Выбрать главу

Греческие гилики глядели широко раскрытыми глазами на благоустроенную и находящуюся в центре мироздания Землю. Рощи, скалы и шум морского прибоя виделись словами гимна во славу богини зари — Эос, которые гремели колоколами под сводами эфира. Пламя поднимается в соседние пространства, пролитый дождь оплодотворил плененную землю, освежающий ветер разгуливает средь вершин, связывая воедино верхнее и нижнее, близкое и дальнее, Землю с другими светилами.

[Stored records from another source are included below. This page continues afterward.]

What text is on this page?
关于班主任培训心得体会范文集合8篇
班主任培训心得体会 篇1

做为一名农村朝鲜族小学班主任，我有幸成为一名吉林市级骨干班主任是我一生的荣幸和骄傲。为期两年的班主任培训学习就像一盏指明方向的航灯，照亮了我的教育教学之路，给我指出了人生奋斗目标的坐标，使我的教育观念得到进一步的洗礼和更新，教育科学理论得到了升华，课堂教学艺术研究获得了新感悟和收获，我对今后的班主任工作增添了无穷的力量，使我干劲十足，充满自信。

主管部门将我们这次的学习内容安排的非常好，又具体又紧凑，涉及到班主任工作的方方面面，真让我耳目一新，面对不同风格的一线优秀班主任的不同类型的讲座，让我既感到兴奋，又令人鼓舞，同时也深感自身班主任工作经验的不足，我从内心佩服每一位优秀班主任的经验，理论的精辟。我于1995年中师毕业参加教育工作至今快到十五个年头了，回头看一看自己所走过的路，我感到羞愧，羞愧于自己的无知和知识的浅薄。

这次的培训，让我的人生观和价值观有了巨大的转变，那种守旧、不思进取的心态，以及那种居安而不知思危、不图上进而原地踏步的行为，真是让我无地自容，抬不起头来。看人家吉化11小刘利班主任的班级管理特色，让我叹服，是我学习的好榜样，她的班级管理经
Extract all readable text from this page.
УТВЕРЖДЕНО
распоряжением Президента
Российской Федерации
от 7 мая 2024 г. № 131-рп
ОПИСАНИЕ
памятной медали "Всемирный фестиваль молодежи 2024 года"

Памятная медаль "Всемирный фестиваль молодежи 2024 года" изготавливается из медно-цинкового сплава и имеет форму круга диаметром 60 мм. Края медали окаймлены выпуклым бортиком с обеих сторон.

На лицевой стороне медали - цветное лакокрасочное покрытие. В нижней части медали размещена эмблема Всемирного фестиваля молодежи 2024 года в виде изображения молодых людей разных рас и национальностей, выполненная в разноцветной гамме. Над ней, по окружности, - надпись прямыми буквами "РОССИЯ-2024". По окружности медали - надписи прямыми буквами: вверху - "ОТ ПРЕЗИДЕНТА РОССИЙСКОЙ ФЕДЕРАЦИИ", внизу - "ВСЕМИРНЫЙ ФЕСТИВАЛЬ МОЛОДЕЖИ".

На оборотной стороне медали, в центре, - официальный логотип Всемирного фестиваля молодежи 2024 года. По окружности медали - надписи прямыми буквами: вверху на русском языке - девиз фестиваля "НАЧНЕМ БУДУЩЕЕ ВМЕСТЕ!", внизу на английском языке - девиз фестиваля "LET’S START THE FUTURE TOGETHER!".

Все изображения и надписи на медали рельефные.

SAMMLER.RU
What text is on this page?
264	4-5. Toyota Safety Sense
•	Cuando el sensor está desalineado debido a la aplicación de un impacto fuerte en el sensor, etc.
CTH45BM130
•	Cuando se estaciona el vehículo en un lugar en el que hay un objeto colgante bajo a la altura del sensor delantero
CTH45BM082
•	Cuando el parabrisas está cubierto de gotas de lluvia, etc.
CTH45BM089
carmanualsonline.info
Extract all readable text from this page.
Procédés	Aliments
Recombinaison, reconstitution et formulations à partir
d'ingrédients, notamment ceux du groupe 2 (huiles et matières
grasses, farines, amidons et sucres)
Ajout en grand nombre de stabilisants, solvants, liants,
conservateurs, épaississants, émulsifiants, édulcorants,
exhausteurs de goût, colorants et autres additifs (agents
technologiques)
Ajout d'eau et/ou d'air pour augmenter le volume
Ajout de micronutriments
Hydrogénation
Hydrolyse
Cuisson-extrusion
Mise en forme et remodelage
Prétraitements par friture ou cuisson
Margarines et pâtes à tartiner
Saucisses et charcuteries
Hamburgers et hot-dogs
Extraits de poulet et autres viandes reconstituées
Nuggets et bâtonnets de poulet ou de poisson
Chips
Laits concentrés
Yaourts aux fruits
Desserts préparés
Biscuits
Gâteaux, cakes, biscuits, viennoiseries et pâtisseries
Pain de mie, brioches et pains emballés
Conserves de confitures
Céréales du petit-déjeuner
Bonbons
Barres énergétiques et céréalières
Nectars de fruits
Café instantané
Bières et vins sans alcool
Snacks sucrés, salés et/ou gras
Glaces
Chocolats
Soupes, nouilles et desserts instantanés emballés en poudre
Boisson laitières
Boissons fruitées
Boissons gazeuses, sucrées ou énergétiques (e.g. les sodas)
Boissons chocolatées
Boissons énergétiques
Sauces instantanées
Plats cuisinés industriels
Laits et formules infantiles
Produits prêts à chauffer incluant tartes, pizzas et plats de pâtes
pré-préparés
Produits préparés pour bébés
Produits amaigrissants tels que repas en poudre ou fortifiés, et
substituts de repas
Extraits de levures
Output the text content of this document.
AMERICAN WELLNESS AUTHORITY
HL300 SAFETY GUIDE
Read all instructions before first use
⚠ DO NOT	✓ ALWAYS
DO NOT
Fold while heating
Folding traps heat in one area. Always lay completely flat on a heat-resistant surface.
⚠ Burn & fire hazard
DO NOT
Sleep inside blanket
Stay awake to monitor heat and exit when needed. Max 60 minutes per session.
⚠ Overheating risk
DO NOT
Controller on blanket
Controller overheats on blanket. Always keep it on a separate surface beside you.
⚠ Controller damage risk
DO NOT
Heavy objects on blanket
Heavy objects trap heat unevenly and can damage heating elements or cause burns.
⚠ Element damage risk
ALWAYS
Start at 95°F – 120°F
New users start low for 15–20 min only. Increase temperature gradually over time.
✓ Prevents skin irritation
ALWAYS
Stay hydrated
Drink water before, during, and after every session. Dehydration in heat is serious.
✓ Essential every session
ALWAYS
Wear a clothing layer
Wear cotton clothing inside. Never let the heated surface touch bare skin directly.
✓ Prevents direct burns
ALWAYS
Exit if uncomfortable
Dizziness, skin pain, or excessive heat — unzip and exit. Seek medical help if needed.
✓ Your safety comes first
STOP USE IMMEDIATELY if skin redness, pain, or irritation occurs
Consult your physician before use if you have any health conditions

Все находится в движении и брожении, заявляет о себе, возникает и исчезает — и этим живет. Инстинкты и желания, войны и братание, тяга к насыщению и соитию пронизывают воздух, высвобождают стихию праздника, тянут небесный огонь в объятия болот, питательным туманом исходят в солнечный жар. Вера во всемогущую жизнь, в панмиксию и бесконечное преобразование наполняет кровью миф, который становится системой для древних мыслителей. Однако даже если бы они сразу отошли от него к границам восприятия и даже если бы учли цикличное возвращение полюсов действительности, то они едва ли покинули бы сферу геоцентричности, даже если бы дополнили свои познания нынешними сведениями. Их видение было обращено в пространство! Возьмем европейско-античное пространство с мифами, символами, учениями о мудрости, эпоса-ми Гомера, эолийским ладом и лирикой Пиндара, трагическими хорами, храмами и скульптурами: оно обладает формой завершенной сферы, видимая часть которой представлена в форме шатра или купола, раскинувшегося над земным ландшафтом. В античности ощущение жизни было космическим, а макрокосм оказывается отраженным в микрокосме. Это является открытием Аристарха, так как его пространство — это макрокосмическая ячейка, которая заключает в себе все происходящее, подобно наполняемому водой кувшину. Он проецирует небесные образы на образ земли в рамках земного дома. Античное пространство было ближним пространством — οικος. Но разве иначе обстоят дела с космосом у так называемых “дикарей”? Некоторые полинезийские племена пребывают в твердой уверенности, что на горизонте земля притягивает к себе небеса и удерживает их там. По этой причине они называют чужаков «папаланги», то есть “дробящие небо”, так как они уверены, что те прибыли к ним из другого мира! Но что говорит нам о близком характере первоначально пережитого и как это сочетается с учением о созерцании, которое способно узреть существенные особенности образов именно при удалении от их содержания?»